Avec ces jours de moins de larmes à travers lesquels je traine mon coeur et mon caillou, Tounsi me manque. Le choc s’atténue, la séparation se fait plus sentir. La douceur extraordinaire de sa fourrure. Sa bouche un peu ouverte alors qu’il dormait. Ses petits bruits, gémissements ou proto-ronronnements, quand on le caressait. Le petit spasme de sa patte quand la main passait sur son épaule. Son regard rond de billes aux aguets, son adorable truffe rose, qui pouvait passer de pastel à fraise tagada suivant son état.

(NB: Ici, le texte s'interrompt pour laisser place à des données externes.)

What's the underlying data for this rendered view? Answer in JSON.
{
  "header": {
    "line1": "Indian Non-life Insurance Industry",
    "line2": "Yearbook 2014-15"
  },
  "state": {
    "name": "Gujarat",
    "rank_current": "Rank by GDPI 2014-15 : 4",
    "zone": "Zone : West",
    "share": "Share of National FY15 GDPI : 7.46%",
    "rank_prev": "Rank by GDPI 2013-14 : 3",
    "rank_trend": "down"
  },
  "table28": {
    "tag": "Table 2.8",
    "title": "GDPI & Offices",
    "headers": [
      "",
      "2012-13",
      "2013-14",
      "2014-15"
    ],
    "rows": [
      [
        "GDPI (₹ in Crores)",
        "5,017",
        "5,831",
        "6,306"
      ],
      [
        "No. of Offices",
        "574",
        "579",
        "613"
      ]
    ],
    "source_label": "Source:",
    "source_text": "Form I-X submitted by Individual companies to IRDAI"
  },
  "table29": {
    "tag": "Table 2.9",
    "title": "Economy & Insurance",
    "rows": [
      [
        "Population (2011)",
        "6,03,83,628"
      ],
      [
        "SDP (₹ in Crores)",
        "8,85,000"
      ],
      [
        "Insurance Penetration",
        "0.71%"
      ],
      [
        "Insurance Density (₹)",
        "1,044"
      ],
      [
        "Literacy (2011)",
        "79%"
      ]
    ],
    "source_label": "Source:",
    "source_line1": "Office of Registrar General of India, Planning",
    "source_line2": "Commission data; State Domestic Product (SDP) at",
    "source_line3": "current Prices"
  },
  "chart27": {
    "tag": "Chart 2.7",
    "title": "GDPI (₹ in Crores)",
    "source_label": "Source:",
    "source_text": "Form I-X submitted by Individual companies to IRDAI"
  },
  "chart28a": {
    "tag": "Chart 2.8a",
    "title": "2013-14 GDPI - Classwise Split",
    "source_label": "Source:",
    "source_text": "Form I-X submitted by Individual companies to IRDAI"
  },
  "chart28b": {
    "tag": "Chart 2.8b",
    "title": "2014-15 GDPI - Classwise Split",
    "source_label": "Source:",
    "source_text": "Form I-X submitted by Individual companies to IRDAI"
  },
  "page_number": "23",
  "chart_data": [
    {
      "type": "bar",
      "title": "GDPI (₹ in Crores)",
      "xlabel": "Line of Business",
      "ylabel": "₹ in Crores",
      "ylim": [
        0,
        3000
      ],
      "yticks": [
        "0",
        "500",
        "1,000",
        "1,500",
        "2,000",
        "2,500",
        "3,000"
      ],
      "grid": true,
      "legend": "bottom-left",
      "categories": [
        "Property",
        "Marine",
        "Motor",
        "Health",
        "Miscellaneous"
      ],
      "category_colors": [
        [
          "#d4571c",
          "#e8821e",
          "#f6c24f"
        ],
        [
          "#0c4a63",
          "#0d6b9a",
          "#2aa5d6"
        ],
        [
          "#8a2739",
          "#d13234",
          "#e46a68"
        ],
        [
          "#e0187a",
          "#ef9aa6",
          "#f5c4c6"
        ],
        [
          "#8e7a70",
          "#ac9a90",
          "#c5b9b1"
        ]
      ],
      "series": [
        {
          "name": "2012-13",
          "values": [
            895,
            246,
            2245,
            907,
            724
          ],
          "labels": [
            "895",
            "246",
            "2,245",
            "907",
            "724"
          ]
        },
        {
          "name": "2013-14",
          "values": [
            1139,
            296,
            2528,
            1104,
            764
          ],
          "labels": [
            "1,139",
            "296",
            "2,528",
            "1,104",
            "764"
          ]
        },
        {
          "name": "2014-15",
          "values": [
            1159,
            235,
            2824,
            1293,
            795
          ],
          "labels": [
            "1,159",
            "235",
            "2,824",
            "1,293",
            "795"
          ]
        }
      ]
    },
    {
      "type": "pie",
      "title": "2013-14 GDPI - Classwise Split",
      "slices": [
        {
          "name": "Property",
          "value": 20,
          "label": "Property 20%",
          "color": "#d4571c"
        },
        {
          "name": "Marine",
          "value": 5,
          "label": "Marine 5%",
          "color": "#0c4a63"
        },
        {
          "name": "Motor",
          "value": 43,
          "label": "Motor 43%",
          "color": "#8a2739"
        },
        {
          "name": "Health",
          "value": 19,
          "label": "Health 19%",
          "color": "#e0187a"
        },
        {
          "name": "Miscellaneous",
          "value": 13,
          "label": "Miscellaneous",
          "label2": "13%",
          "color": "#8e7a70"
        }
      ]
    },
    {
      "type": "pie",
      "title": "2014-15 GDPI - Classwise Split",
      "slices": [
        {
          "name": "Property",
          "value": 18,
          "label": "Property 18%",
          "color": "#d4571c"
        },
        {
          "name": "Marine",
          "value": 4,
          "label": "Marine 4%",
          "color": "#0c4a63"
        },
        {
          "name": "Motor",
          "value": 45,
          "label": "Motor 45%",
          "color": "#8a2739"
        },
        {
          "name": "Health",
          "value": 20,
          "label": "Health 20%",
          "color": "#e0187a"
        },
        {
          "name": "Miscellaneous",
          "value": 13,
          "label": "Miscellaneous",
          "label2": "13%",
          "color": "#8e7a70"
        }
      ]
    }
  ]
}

Sa queue longue et élégante, souvent dressée au ciel durant ses déplacements, sagement rangée entre ses pattes arrières durant la sieste, ou enroulée en colimaçon tout serré sur une cuisse. Queue expressive, dont le bout s’agitait facilement, à la différence de celle de Bagha ou de Quintus, se contentant de battre les grands tempos.

Tounsi attitude

Tounsi était un chat spécial, particulier, même, a dit une fois sa vétérinaire. Pas tout à fait aussi par-ti-cu-lier que Zad, mais pas mal dans son genre quand même. Ma peine me dit que jamais je ne croiserai de chat aussi extraordinaire. Ce sentiment, je le connais. Il m’a habitée très fortement après la mort de Bagha. Et pourtant Tounsi a croisé mon chemin. Est-ce que je collectionne les chats extra-ordinaires, ou est-ce donc une caractéristique qui vient habiller tout chat récemment décédé? Avec l’absence, c’est l’irremplaçable, l’individualité, ce qui rend ce chat différent, qui ressort. Différent en tant que chat, différent dans sa relation avec moi.

Alors je vais vous raconter Tounsi. Et vous raconter notre histoire, parce que c’est un peu dur de faire l’un sans l’autre. Mais ce sera pour un autre jour, parce qu’aujourd’hui je crois que j’ai utilisé tous mes mots.